Sims 4 Review: An Unofficial Reboot
The Sims is an amazing franchise, unique and expansive with no other title to compare it with. The Sims is also almost 15 years-old at this point, meaning that the original audience that skyrocketed the early Sim-games into popularity are slowly leaving the coveted demographic. That means it’s time to bring-in some new players, at least from a sensible business model, because the older ones are starting to fade-away from gaming’s spotlight.
I too was an original Sims player, and at 25 I’m slightly older than the key-demo would like, but old enough that I’ve been with the franchise since the original title debuted back in 2000. Since the early days of Sim-history, the abilities and AI construction of the Sims has improved and expanded drastically. What players have been able to create and simulate with their Sims over the past decade, is nothing short of remarkable.
The Sims as a whole has had the luxury of using each previous title in the franchise as a tutorial for the latest offering, each player picking up new tactics and traits from the previous game, without having to re-learn how to play the game entirely. This has made each version of the Sims more and more expansive, but also harder to jump into for new players. Sims 3 is a gradual improvement for anyone that played Sims 1 or 2, but if you were to enter the franchise at that stage, it could be a bit overwhelming to manage. There-in is the blessing and curse of the Sims 4.
The latest installment is the best introduction to the series since the original Sims was created. Creating a Sim is easier than ever, the tutorials and management are simplistic and fairly quick, and the UI is clean and organized; at least to new players. If you are an older player, all of this might seem watered-down, and the divergence from the original formula and menu UI, might seem more of a hassle than you had hoped for when the game was first announced. Though the game does go to great lengths to allow players to implement much of the Sims 3 UI and gameplay as possible.
Everyone knows that the Sims 4 base-release is just the starting template of what will be a massive shopping season of Sims 4 DLC and other offerings. Older players may be hoping that some of the ‘missing’ features and details from other Sims games could be on their way to the Sims 4, but since none are detailed yet, we can only report on what was included in the original download.
What players will find in this new installment are amazingly adaptive and intuitive Sims to control, love and explore. New improvements like multitasking makes assigning tasks to your Sims quick and painless, and makes it much easier to manage more than one Sim in a household. This new feature lets your Sims workout or level up a skill while also talking and interacting with others in the room. It’s a wonderful addition and makes everything seem much more natural and realistic.
I loved the new Sim Creator and the new building/construction user interface. Pre-made room templates, plenty of sub-categories to find specific items to add to your home, and other terrific UI mapping features make decorating and remodeling your domicile easier than ever.
The characteristics, traits, personalities and aspirations that you can implement on your Sim is awe-inspiring from a creative standpoint. It is now easier than ever to create a Sim with a specific personality in mind, or to re-create a personality that you may know in real life. I found re-creating personalities, modeled after my friends, to be the most amusing.

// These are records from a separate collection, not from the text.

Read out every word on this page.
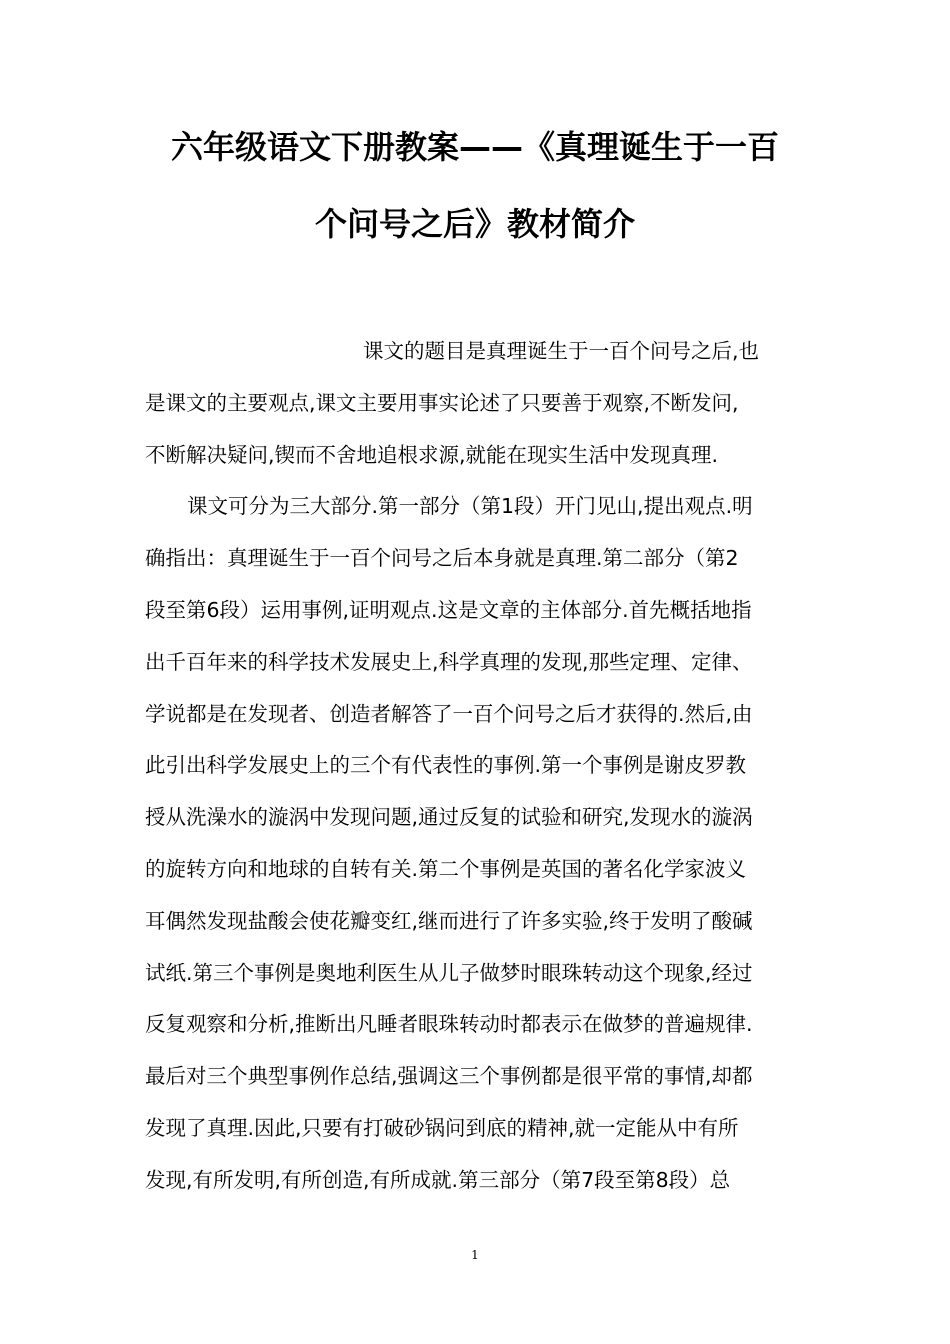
六年级语文下册教案——《真理诞生于一百
个问号之后》教材简介
课文的题目是真理诞生于一百个问号之后,也
是课文的主要观点,课文主要用事实论述了只要善于观察,不断发问,
不断解决疑问,锲而不舍地追根求源,就能在现实生活中发现真理.
课文可分为三大部分.第一部分（第1段）开门见山,提出观点.明
确指出：真理诞生于一百个问号之后本身就是真理.第二部分（第2
段至第6段）运用事例,证明观点.这是文章的主体部分.首先概括地指
出千百年来的科学技术发展史上,科学真理的发现,那些定理、定律、
学说都是在发现者、创造者解答了一百个问号之后才获得的.然后,由
此引出科学发展史上的三个有代表性的事例.第一个事例是谢皮罗教
授从洗澡水的漩涡中发现问题,通过反复的试验和研究,发现水的漩涡
的旋转方向和地球的自转有关.第二个事例是英国的著名化学家波义
耳偶然发现盐酸会使花瓣变红,继而进行了许多实验,终于发明了酸碱
试纸.第三个事例是奥地利医生从儿子做梦时眼珠转动这个现象,经过
反复观察和分析,推断出凡睡者眼珠转动时都表示在做梦的普遍规律.
最后对三个典型事例作总结,强调这三个事例都是很平常的事情,却都
发现了真理.因此,只要有打破砂锅问到底的精神,就一定能从中有所
发现,有所发明,有所创造,有所成就.第三部分（第7段至第8段）总
1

Anything from “hates children” to “materialistic” adds specific personality traits to each created Sim that will become important tasks later on. Adjusting a Sims’ outward appearance is also easier and much more streamlined, though older players may prefer earlier installments of the Sims Creator.
The social and personal “Gallery” is a feature that I think both new and experienced players will truly enjoy. You can upload and store your Sims (or the entire families that you create) to share or use whenever you need them into a cloud-like staging area. Maxis also added a much needed search-bar to the UI, making it much easier to find specific items that you would like to add, or need for a specific quest or job.
Depending on the personality and aspirations of your Sim, your avatar will have wants and needs that you will have to attend to throughout the day. This could be as simple as “admire art” to as complicated as “admire art on a date at the museum.” By fulfilling these wants and needs each Sim will be rewarded with points that you can use later-on to buy one-time use potions, items, and other quick fixes that you will find useful to combat many of the Sims’ daily problems.
Sims 4 is a remarkable addition to the franchise, but since it lacks the same downloadable content offerings of its predecessors, it could come across as incomplete to older players. No developer can please everyone, and with a franchise as expensive as the Sims, there will never be a perfect game that can be both perfect for new gamers, and fit for pro-Sim players. This installment felt like the developers were more focused on teaching and attracting new players, rather than building on the player-base that may have been already familiar with the game. To me, that’s a decision not a problem, at least in regards to reviewing the game.
I personally really enjoyed my time with the Sims 4, the multitasking and sharing abilities that were added makes playing larger households much easier, and a lot less trivial, when managing the day-to-day operations. If you are new, or fairly new to the series and are looking for a jumping-in installment, this would be the perfect opportunity to do so. If you are a seasoned vet that is on the fence, you could probably wait until more DLC is released.
Either way Sims 4 was entertaining, challenging and a lot of fun to experience. It’s amazing to witness what Maxis can do with the AI and construction elements with each new installment and if you are a fan of the series there is still a lot to love.